God blessed Abraham as His friend in order to connect with the whole world. The nations of the earth were to be blessed by the seed of this friend.

The plan on God’s heart was not to create a nation to exercise authority and rule in the manner of the cosmic atmosphere. Rather, Israel was raised up to be servants for the world and its peoples. They had spent more than 400 years as slaves in Egypt. They experienced the degradation of oppression. Their bodies were shackled and battered. Their children were sacrificed.

God had a plan to reveal a different character of leadership. For so long, the earth had only known controllers who reveled in their tyranny and power trips.

Read Psalm 2. The heathen rage and imagine vain things. They seek to cast off all restraints and live unbridled in pride and consumption.

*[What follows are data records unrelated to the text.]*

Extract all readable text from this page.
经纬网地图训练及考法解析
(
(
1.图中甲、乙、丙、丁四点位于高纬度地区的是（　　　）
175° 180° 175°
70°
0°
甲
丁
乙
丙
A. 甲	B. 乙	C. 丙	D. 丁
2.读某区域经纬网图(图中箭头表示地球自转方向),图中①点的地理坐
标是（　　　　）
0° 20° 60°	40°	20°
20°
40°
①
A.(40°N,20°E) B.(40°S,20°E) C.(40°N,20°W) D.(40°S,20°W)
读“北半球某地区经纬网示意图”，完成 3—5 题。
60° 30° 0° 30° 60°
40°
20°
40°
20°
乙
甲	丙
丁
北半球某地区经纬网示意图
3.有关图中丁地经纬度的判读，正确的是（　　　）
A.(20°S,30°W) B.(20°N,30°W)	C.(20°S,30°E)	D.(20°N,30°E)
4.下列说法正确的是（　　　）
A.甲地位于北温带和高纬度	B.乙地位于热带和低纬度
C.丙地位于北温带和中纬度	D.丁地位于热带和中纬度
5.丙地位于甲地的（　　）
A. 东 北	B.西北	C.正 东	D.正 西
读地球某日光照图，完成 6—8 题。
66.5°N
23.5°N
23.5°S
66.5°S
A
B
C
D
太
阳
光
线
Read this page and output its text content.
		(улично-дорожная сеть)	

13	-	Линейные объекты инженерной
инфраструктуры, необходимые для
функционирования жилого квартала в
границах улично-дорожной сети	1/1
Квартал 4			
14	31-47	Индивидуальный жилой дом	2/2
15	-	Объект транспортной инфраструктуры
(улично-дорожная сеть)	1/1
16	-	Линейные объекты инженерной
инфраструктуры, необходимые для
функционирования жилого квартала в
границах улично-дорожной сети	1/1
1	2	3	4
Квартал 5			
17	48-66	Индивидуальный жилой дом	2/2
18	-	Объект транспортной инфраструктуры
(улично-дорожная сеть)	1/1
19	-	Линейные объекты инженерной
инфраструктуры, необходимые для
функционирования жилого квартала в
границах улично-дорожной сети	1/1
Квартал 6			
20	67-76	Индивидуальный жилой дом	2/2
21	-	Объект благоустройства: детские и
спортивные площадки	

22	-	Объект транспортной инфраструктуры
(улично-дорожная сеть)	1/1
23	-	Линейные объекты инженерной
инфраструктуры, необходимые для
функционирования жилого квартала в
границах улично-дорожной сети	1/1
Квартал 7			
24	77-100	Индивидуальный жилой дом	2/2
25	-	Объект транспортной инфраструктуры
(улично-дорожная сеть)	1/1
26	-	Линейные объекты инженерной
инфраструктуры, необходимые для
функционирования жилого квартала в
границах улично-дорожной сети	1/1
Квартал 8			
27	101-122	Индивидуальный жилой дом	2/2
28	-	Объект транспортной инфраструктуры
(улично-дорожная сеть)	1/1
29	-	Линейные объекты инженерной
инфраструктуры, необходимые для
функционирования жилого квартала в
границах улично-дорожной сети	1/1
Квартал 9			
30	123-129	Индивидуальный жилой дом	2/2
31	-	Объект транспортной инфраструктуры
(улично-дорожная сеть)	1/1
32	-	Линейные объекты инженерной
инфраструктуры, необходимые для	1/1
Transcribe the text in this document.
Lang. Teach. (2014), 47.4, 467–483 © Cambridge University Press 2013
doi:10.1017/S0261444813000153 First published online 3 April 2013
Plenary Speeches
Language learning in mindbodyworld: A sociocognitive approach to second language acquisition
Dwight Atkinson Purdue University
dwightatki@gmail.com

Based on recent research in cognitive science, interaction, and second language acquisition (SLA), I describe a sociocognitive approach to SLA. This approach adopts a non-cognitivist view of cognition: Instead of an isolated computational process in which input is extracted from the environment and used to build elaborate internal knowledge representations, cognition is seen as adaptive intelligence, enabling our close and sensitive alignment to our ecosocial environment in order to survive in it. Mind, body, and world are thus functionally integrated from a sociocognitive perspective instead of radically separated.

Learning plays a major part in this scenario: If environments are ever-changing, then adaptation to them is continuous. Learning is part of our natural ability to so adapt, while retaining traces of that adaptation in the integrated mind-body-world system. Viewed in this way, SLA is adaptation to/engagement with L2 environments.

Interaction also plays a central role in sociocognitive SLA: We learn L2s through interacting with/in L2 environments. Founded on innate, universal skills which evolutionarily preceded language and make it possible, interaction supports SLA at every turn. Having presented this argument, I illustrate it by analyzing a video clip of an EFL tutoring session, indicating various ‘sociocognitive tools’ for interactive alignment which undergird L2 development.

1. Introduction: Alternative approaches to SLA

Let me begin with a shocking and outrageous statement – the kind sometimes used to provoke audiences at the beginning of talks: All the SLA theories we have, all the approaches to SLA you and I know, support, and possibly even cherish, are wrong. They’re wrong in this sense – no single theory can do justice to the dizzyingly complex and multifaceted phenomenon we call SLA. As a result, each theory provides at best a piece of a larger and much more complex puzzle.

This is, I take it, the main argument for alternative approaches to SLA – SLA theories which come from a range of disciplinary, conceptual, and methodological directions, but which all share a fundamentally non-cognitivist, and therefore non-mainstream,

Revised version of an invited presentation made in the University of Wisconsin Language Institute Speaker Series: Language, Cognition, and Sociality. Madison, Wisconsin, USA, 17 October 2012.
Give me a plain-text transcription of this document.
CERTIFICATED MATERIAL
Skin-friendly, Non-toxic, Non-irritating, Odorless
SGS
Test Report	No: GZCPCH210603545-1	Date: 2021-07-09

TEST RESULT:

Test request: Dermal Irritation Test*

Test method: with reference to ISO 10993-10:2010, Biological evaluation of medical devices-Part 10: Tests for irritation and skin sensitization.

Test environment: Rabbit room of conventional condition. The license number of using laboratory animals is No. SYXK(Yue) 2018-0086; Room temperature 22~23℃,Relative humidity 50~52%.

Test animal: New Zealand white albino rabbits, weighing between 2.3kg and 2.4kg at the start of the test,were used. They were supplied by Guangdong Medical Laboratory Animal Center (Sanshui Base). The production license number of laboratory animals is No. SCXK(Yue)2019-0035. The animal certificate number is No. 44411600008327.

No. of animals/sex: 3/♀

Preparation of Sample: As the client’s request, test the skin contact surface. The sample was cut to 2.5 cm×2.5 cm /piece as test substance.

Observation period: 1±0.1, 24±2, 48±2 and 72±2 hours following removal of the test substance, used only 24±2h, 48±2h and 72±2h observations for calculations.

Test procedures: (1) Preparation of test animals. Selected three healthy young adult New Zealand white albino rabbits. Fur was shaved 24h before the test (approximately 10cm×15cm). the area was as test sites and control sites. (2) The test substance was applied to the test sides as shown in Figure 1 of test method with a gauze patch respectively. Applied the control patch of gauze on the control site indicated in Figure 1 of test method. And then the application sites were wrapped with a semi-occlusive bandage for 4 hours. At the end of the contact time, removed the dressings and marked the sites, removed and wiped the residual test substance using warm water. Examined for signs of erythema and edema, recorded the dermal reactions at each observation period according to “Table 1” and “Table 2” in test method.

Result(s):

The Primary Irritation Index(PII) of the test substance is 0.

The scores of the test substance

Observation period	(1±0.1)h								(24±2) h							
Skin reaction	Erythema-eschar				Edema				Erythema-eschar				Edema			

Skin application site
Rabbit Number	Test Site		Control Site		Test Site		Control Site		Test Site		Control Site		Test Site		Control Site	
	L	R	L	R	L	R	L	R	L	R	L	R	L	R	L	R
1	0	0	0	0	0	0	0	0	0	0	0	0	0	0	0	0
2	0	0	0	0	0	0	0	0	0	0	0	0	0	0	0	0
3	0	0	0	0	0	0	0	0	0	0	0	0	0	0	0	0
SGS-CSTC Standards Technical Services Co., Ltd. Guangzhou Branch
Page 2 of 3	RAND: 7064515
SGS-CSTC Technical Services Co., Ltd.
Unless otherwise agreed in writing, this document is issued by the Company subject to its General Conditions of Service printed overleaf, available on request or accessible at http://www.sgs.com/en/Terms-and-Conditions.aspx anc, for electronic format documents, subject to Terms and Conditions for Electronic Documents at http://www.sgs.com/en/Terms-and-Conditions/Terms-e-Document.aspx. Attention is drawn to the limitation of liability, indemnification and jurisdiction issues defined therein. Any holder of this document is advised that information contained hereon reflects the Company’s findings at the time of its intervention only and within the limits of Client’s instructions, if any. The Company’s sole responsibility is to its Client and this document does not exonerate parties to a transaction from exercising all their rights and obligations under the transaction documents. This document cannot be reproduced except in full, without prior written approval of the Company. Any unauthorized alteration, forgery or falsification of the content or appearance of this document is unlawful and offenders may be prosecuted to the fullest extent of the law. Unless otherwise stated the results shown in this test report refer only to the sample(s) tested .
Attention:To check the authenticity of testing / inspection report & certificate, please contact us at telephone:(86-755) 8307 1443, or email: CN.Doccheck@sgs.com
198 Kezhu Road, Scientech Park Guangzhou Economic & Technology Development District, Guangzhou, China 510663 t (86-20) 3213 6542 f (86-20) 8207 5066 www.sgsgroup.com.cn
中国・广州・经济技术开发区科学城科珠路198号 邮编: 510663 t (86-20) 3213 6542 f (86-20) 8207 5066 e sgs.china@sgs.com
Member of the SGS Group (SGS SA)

This is, of course, the work of the devil. It was Satan who nursed the self-will alive in him and enflamed it to an attitude of rebellion and alienation. Hell communicates this attitude to those who choose to live in the dark.

Rome was a prime example of the prevailing winds of ruling entities. Its Caesars were ruthless in their selfishness and ambition.

Another brand of leader, another style of King was necessary. And Israel would be part of this process of transformation.

The Lord told Israel through Moses that their redemption and rescue came so that He could raise up a nation of priests. What are the primary tasks of priests ordained by Heaven? They are commissioned to pray, to offer sacrifice, to teach, to lead, and to comfort.

Sadly, through the centuries Israel lost touch with the roots of the righteous purpose covenanted to them. Their talk centered on a return to the glory days of Solomon, to the time when all the earth brought tribute and sought counsel and did business with Jerusalem.

At the point when John preached, the Lord was about to swing His axe. The forest of corrupt trees and their poison fruit was about to be leveled and burned away. Click To Tweet

At the point when John preached, the Lord was about to swing His axe. The forest of corrupt trees and their poison fruit was about to be leveled and burned away.

Many scoffed at John, but some were moved. In particular, tax collectors and soldiers sought instruction. These people were among the most ostracized and despised. They longed for a measure of hope and had drawn near to God.

They allowed the waves of baptism wash over them. What’s next? They asked John.  His message to them was simple. Be content. Share. Care.

Hebrews 13:5 encapsulates this so well:  “Keep your life free from love of money, and be content with what you have, for He has said, ‘I will never leave you nor forsake you.’”

Once we have God, we have need of nothing else. If we make Him first and seek His Kingdom, then covetousness and selfishness will go. And He is with us always and forever. Nothing can separate us from the love of God we have in Christ.

The buzz got going that John the Baptist was the One, the long awaited Messiah. He shot down that rumor at once. “I baptize you with water, but He who is mightier than I is coming, the strap of whose sandals I am not worthy to untie. He will baptize you with the Holy Spirit and fire.” (Luke 3:16).

Jesus came, and then “All flesh began to see the salvation of God.”

Like John the Baptist, each of us has our part in God’s plan. We are witnesses of Him in the present wilderness. We can make waves with our simple and obedient lives of contentment. The Holy Spirit carries us along and anoints our words and works for His glory.

We are God’s Voices. We share. We care. We love.